Ian McKellen in The Good Liar (Photo: Warner)

THE GOOD LIAR
★★★ (out of four)
DIRECTED BY Bill Condon
STARS Helen Mirren, Ian McKellen

Here’s the thing about The Good Liar, the new adults-only movie featuring the dynamic duo of Helen Mirren and Ian McKellen. If you’ve seen the trailer, you probably know the twist. If you sit through the first half-hour, you probably can deduce where it’s heading. But like many a sturdy thriller, there’s more than meets the eye, and before it’s over, the film will have deepened into something more than just a story about a con man trying to bilk an elderly woman out of her money.
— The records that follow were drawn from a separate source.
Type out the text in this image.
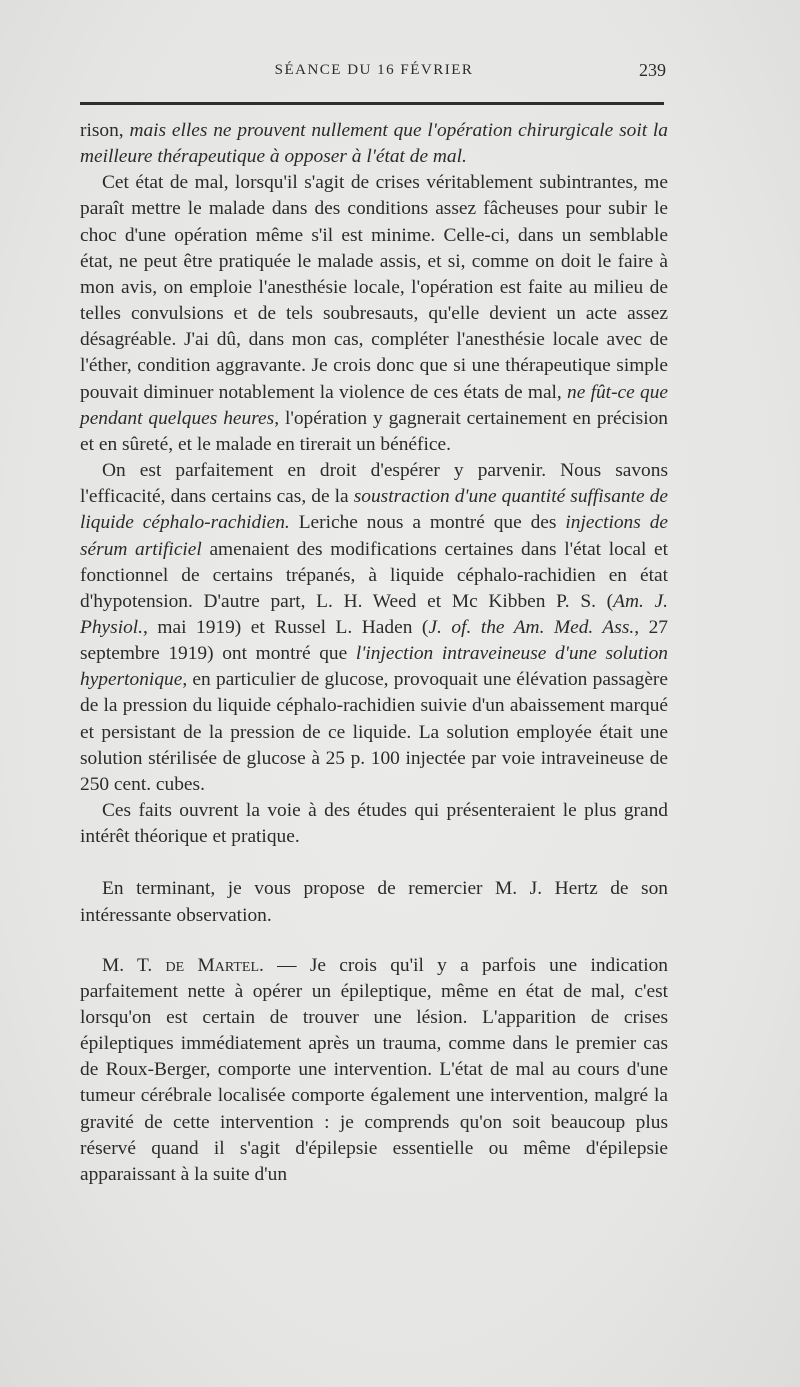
SÉANCE DU 16 FÉVRIER	239

rison, mais elles ne prouvent nullement que l'opération chirurgicale soit la meilleure thérapeutique à opposer à l'état de mal.

Cet état de mal, lorsqu'il s'agit de crises véritablement subintrantes, me paraît mettre le malade dans des conditions assez fâcheuses pour subir le choc d'une opération même s'il est minime. Celle-ci, dans un semblable état, ne peut être pratiquée le malade assis, et si, comme on doit le faire à mon avis, on emploie l'anesthésie locale, l'opération est faite au milieu de telles convulsions et de tels soubresauts, qu'elle devient un acte assez désagréable. J'ai dû, dans mon cas, compléter l'anesthésie locale avec de l'éther, condition aggravante. Je crois donc que si une thérapeutique simple pouvait diminuer notablement la violence de ces états de mal, ne fût-ce que pendant quelques heures, l'opération y gagnerait certainement en précision et en sûreté, et le malade en tirerait un bénéfice.

On est parfaitement en droit d'espérer y parvenir. Nous savons l'efficacité, dans certains cas, de la soustraction d'une quantité suffisante de liquide céphalo-rachidien. Leriche nous a montré que des injections de sérum artificiel amenaient des modifications certaines dans l'état local et fonctionnel de certains trépanés, à liquide céphalo-rachidien en état d'hypotension. D'autre part, L. H. Weed et Mc Kibben P. S. (Am. J. Physiol., mai 1919) et Russel L. Haden (J. of. the Am. Med. Ass., 27 septembre 1919) ont montré que l'injection intraveineuse d'une solution hypertonique, en particulier de glucose, provoquait une élévation passagère de la pression du liquide céphalo-rachidien suivie d'un abaissement marqué et persistant de la pression de ce liquide. La solution employée était une solution stérilisée de glucose à 25 p. 100 injectée par voie intraveineuse de 250 cent. cubes.

Ces faits ouvrent la voie à des études qui présenteraient le plus grand intérêt théorique et pratique.

En terminant, je vous propose de remercier M. J. Hertz de son intéressante observation.

M. T. de Martel. — Je crois qu'il y a parfois une indication parfaitement nette à opérer un épileptique, même en état de mal, c'est lorsqu'on est certain de trouver une lésion. L'apparition de crises épileptiques immédiatement après un trauma, comme dans le premier cas de Roux-Berger, comporte une intervention. L'état de mal au cours d'une tumeur cérébrale localisée comporte également une intervention, malgré la gravité de cette intervention : je comprends qu'on soit beaucoup plus réservé quand il s'agit d'épilepsie essentielle ou même d'épilepsie apparaissant à la suite d'un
Writer-director Bill Condon, who has worked with McKellen on three previous occasions (most notably 1998’s Gods and Monsters, for which Condon won a scripting Oscar), has taken Nicholas Searle’s novel and turned it into a gift for his frequent leading man. McKellen plays Roy Courtnay, a seasoned con man who operates in tandem with his friend Vincent (Downton Abbey’s Jim Carter). In their various stings, whether it’s on businessmen or lonelyhearts, Roy takes the lead while Vincent operates as a financier — this system has allowed them to bilk numerous people out of their fortunes.
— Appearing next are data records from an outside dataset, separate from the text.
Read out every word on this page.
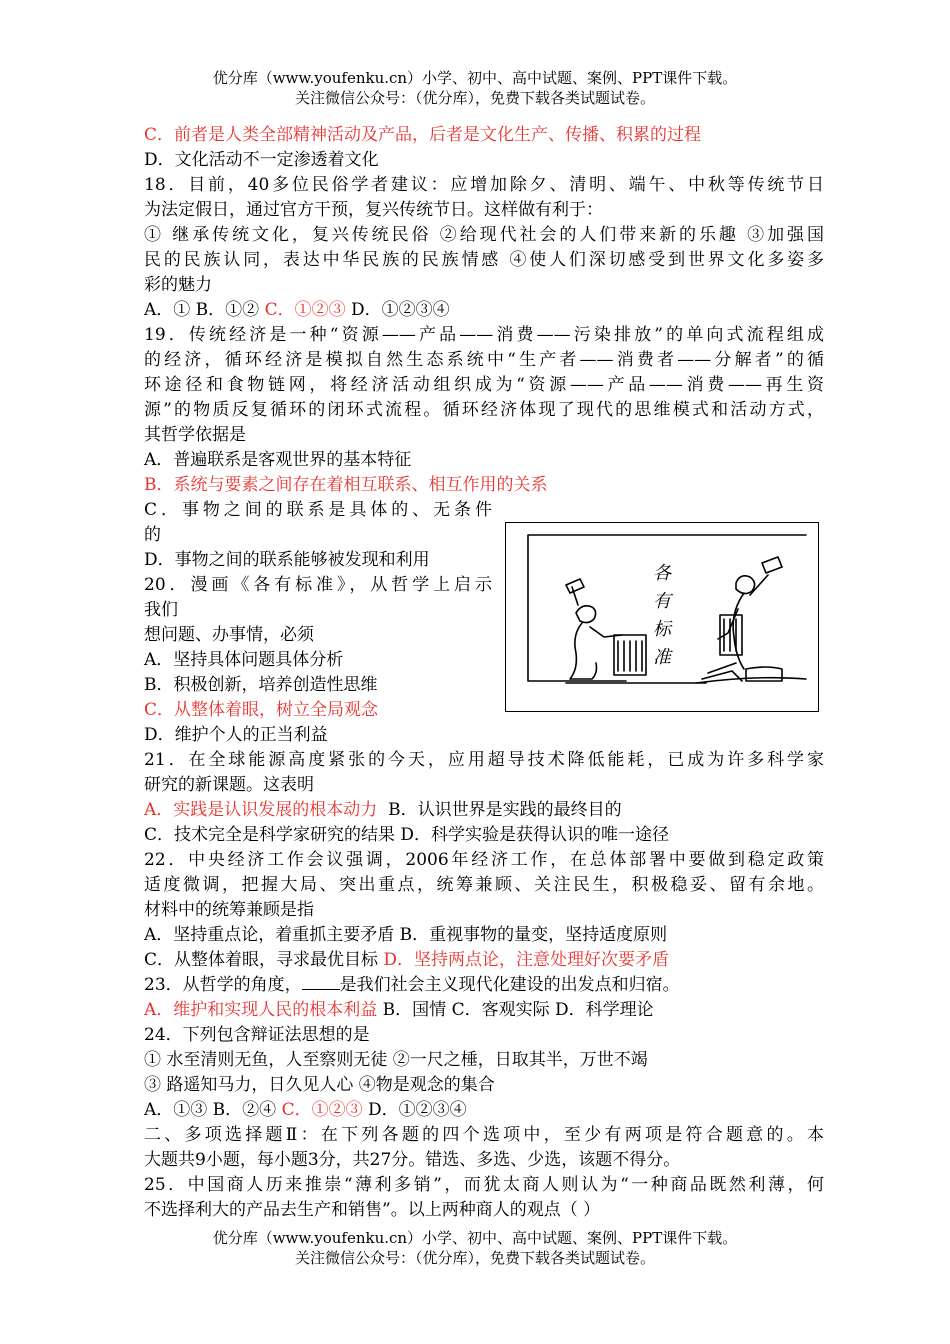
优分库（www.youfenku.cn）小学、初中、高中试题、案例、PPT课件下载。
关注微信公众号：（优分库），免费下载各类试题试卷。
C．前者是人类全部精神活动及产品，后者是文化生产、传播、积累的过程
D．文化活动不一定渗透着文化
18．目前，40多位民俗学者建议：应增加除夕、清明、端午、中秋等传统节日
为法定假日，通过官方干预，复兴传统节日。这样做有利于：
① 继承传统文化，复兴传统民俗 ②给现代社会的人们带来新的乐趣 ③加强国
民的民族认同，表达中华民族的民族情感 ④使人们深切感受到世界文化多姿多
彩的魅力
A．① B．①② C．①②③ D．①②③④
19．传统经济是一种“资源——产品——消费——污染排放”的单向式流程组成
的经济，循环经济是模拟自然生态系统中“生产者——消费者——分解者”的循
环途径和食物链网，将经济活动组织成为“资源——产品——消费——再生资
源”的物质反复循环的闭环式流程。循环经济体现了现代的思维模式和活动方式，
其哲学依据是
A．普遍联系是客观世界的基本特征
B．系统与要素之间存在着相互联系、相互作用的关系
C．事物之间的联系是具体的、无条件
的
D．事物之间的联系能够被发现和利用
20．漫画《各有标准》，从哲学上启示
我们
想问题、办事情，必须
A．坚持具体问题具体分析
B．积极创新，培养创造性思维
C．从整体着眼，树立全局观念
D．维护个人的正当利益
21．在全球能源高度紧张的今天，应用超导技术降低能耗，已成为许多科学家
研究的新课题。这表明
A．实践是认识发展的根本动力  B．认识世界是实践的最终目的
C．技术完全是科学家研究的结果 D．科学实验是获得认识的唯一途径
22．中央经济工作会议强调，2006年经济工作，在总体部署中要做到稳定政策
适度微调，把握大局、突出重点，统筹兼顾、关注民生，积极稳妥、留有余地。
材料中的统筹兼顾是指
A．坚持重点论，着重抓主要矛盾 B．重视事物的量变，坚持适度原则
C．从整体着眼，寻求最优目标 D．坚持两点论，注意处理好次要矛盾
23．从哲学的角度， 是我们社会主义现代化建设的出发点和归宿。
A．维护和实现人民的根本利益 B．国情 C．客观实际 D．科学理论
24．下列包含辩证法思想的是
① 水至清则无鱼，人至察则无徒 ②一尺之棰，日取其半，万世不竭
③ 路遥知马力，日久见人心 ④物是观念的集合
A．①③ B．②④ C．①②③ D．①②③④
二、多项选择题Ⅱ：在下列各题的四个选项中，至少有两项是符合题意的。本
大题共9小题，每小题3分，共27分。错选、多选、少选，该题不得分。
25．中国商人历来推崇“薄利多销”，而犹太商人则认为“一种商品既然利薄，何
不选择利大的产品去生产和销售”。以上两种商人的观点（ ）
各
有
标
准
优分库（www.youfenku.cn）小学、初中、高中试题、案例、PPT课件下载。
关注微信公众号：（优分库），免费下载各类试题试卷。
Their latest target is Betty McLeish (Mirren), a widow whose assets are worth close to a staggering three million pounds. The plan is for Roy to woo Betty (who has recently placed an ad on a dating site) to the point that she trusts him more than anyone else. Enter Vincent as Roy’s legal advisor, who will convince Betty to pool her wealth with that of Roy and move the combined amount into an offshore account. Before Betty can blink, Roy will empty the account and disappear from the scene, ready to move onto his next victim. Only this con proves to be a bit more complicated, largely due to the presence of Betty’s suspicious grandson Steven (Russell Tovey).

Although McKellen has played villains before, few have been as dark and dangerous as the one he essays in The Good Liar. The expected easy charm and twinkly demeanor are very much in evidence in the scenes in which Roy is courting Betty, but they disappear the nanosecond they part company, melting away to reveal a stone-faced sullenness and a casual air of evil usually associated only with serial killers and Gestapo officers.

The story takes a few hairpin turns as it heads toward its denouement, and, admittedly, some of it veers into preposterousness. In other words, this is the sort of thriller where certain situations must unfold in a precise manner for everything to work out as the script requires. That’s often a crippling deficiency in a thriller, but not here. With formidable performances by Mirren and McKellen and a plot that intensifies in meaning and motive, The Good Liar takes a gamble that pays off handsomely.